La littératie des nouveaux médias
Cette compétence correspond à la capacité de développer et d’évaluer le contenu publié dans de nouveaux médias (p. ex. SMS, Facebook, Twitter et Wikipédia) ainsi que de les utiliser pour communiquer de manière convaincante. Sur le plan professionnel, choisir le mauvais média pour communiquer une information ou une idée peut être infructueux, voire néfaste. Heureusement, de nouvelles applications (p. ex. PowToon ou GoAnimate) offrent des formats plus dynamiques que le traditionnel PowerPoint, ce qui permet de vulgariser le message et de rendre un contenu complexe plus accessible.

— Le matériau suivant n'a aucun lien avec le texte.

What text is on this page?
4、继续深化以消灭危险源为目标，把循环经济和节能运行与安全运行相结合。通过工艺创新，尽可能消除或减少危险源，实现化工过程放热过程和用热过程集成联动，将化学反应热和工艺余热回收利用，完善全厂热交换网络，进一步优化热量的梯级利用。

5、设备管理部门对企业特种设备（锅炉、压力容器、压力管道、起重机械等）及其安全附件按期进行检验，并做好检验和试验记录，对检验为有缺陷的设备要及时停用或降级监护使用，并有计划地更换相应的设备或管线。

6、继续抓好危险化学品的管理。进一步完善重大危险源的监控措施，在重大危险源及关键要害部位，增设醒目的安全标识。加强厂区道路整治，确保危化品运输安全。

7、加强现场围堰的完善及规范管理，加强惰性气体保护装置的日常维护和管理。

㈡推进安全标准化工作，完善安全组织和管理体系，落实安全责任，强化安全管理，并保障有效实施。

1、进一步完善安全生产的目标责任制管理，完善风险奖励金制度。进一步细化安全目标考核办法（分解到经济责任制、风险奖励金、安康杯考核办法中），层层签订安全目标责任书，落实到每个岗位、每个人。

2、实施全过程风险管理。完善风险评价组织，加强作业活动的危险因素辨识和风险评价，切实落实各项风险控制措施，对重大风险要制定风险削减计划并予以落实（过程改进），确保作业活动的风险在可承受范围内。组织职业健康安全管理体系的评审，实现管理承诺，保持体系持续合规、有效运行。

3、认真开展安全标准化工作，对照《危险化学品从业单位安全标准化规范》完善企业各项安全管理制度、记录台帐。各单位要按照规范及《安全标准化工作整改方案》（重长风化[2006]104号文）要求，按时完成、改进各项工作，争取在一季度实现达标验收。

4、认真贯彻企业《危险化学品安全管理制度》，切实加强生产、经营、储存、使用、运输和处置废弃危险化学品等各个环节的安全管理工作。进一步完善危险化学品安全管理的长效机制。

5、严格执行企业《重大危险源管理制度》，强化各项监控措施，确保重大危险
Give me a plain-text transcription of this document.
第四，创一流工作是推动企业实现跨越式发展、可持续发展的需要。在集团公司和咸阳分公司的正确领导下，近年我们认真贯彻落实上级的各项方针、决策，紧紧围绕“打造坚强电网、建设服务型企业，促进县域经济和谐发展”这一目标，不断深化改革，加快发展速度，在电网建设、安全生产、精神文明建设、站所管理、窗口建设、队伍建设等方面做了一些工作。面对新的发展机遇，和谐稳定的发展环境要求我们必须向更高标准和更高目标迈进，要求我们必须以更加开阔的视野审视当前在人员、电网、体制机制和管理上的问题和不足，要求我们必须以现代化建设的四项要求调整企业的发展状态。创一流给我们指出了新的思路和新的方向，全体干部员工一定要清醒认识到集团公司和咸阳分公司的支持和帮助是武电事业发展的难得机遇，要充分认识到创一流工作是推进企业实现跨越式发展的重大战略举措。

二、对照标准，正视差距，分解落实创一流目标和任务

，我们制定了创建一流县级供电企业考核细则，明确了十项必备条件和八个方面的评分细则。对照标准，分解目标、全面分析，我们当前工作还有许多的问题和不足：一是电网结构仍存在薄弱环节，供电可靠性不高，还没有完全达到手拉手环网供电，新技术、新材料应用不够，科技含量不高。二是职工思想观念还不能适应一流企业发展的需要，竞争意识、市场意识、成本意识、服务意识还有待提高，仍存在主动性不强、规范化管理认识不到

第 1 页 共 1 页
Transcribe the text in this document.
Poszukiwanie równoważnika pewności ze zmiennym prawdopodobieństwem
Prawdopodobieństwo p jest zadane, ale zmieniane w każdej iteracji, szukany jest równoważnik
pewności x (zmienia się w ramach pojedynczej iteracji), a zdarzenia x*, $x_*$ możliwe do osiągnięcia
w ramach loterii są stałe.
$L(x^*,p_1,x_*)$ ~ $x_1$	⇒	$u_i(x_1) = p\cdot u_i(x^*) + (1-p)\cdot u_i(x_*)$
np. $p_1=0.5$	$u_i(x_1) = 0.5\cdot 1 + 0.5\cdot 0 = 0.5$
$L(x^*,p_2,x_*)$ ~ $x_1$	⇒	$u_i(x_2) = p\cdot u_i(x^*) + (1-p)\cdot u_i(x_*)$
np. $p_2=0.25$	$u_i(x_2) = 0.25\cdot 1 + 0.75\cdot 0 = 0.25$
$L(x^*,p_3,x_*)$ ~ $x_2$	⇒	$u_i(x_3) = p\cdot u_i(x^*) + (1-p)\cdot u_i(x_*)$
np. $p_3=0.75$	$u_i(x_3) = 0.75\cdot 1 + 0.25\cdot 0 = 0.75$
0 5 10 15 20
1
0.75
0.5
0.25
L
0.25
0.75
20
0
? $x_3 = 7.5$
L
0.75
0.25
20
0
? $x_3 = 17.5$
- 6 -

La collaboration virtuelle
Cette compétence se définit comme la capacité de travailler à distance au sein d’une équipe virtuelle, de manière productive, en démontrant sa présence aux autres membres de l’équipe et en suscitant leur engagement. Cette collaboration peut s’établir de manière synchrone, au moyen de logiciels d’appel vidéo ou de messagerie instantanée (p. ex. Skype, Via ou FaceTime), ou de manière asynchrone, au moyen de courriels et de logiciels bureautiques en ligne (p. ex. Google Docs). La collaboration virtuelle offre plusieurs avantages. Elle permet une meilleure conciliation travail-vie privée et une réduction du temps de déplacement. En ralentissant le rythme des échanges, elle laisse aussi plus de temps aux membres de l’équipe pour penser, nuancer et formuler attentivement un propos. Toutefois, le défi de la collaboration virtuelle est la création d’une ambiance sociale au sein du groupe, plus difficile à établir sans un espace physique de travail en commun.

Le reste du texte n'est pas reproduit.